The stitch patterns in The Japanese Knitting Stitch Bible book are incredible, although mostly not completely unique. If you like charted knitting patterns I think this would be $16.95 you shouldn’t hesitate to spend. If you need written instructions, you are going to be challenged. This isn’t insurmountable. but you will need to fully digest this methodology. Also, the stitch charts are fairly small given the amount of information contained in them, so I recommend enlarging them for actual use. You will be able to make important notations on your copied chart, which will make it much easier to use them.
The project and stitch pattern I chose to knit up ended up being very much like the pattern I used in Remarkables. The difference is in presentation of information. It isn’t easy at the outset to figured out how some of the information is presented in the Japanese Knitting Stitch Bible, and the text at the beginning of the book doesn’t give you clear guidance on how to proceed. I will admit that I perhaps should have tried just working a pattern first, rather than leaping into a project, but that is what most of us will do isn’t it?
If you started with one of the earlier patterns, got a feel for how to use the book, symbology, and charts, you should have few problems.
The Japanese Knitting Stitch Charting
There are a lot of symbols, and all the written instruction exists in the symbol tables. None of it is particularly impenetrable, although the symbology and the written instructions can seem a little overwhelming at the outset. It is important to take the information in hand in a way that works for you. Be sure you are very clear on what each symbol is telling you before embarking. This can be a little tricky, so I made myself a handwritten key.

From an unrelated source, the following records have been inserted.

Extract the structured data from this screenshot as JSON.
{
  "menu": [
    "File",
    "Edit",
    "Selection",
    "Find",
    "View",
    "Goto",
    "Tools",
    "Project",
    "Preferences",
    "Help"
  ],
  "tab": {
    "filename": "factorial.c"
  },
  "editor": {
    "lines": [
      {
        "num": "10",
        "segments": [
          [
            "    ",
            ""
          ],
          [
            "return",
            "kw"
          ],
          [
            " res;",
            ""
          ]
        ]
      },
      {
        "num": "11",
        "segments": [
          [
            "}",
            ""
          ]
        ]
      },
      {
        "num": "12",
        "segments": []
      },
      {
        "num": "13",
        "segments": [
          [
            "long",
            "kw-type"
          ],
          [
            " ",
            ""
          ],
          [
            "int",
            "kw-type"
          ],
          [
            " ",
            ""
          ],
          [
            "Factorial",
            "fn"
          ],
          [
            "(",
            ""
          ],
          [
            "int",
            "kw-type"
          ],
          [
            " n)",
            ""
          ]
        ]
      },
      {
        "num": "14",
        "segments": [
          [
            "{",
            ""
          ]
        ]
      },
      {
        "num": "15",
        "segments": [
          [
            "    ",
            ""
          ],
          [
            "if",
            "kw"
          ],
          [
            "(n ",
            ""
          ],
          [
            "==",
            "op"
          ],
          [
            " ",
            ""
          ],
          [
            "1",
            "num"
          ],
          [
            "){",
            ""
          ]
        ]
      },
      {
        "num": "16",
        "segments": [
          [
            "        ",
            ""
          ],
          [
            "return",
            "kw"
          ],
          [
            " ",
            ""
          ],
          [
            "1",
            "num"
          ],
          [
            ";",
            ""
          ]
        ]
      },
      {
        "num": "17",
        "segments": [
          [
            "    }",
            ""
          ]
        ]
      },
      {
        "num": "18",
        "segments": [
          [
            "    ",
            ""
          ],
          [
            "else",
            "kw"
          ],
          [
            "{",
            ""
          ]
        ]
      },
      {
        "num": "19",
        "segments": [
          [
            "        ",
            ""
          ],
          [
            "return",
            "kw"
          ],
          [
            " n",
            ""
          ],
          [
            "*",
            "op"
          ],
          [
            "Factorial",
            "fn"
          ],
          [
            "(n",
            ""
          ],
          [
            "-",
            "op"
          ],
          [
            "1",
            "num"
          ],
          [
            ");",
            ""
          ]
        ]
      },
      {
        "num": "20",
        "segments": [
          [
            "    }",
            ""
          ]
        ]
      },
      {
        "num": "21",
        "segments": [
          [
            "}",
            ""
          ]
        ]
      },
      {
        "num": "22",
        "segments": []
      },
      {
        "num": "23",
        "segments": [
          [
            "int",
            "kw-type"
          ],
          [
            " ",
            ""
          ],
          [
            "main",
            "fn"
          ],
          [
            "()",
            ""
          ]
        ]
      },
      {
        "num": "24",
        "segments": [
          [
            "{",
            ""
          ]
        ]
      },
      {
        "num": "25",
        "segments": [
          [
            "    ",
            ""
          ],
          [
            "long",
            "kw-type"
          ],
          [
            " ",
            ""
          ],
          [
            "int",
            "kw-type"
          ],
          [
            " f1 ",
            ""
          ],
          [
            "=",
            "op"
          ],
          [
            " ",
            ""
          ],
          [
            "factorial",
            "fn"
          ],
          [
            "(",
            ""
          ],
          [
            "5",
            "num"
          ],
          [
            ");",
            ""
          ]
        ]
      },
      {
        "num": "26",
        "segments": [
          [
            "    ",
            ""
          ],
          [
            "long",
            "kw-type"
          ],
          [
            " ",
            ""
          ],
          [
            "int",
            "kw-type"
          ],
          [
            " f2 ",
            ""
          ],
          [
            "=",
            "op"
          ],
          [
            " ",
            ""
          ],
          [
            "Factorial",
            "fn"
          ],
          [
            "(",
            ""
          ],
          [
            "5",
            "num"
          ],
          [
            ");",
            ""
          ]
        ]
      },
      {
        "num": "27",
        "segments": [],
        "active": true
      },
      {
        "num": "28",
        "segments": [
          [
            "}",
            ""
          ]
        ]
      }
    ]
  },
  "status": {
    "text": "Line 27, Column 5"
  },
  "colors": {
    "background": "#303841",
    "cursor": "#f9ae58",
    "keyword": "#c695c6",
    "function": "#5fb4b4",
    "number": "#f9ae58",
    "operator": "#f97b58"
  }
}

I think if you are interested in using these charts and you find the Japanese Knitting Stitch method difficult to get a handle on, I would look at taking one of Gayle Roehm’s classes. Once you tease out the essence of the system it is not difficult to follow. None of these patterns are easy. They are all beautiful.
A Japanese Knitting Stitch Project
I chose to start the Elegant Decorative Collar (photo on page 104). I was packing up for a road trip, so snagged yarn and appropriate knitting needles, along with my copied/enlarged charts and instructions. I worked a stockinette swatch to check my needle size. As I looked over the instructions later in the car I realized the bobbles were crochet. Not having a crochet hook of any size with me, I chose to work 5-stitch knitted bobbles.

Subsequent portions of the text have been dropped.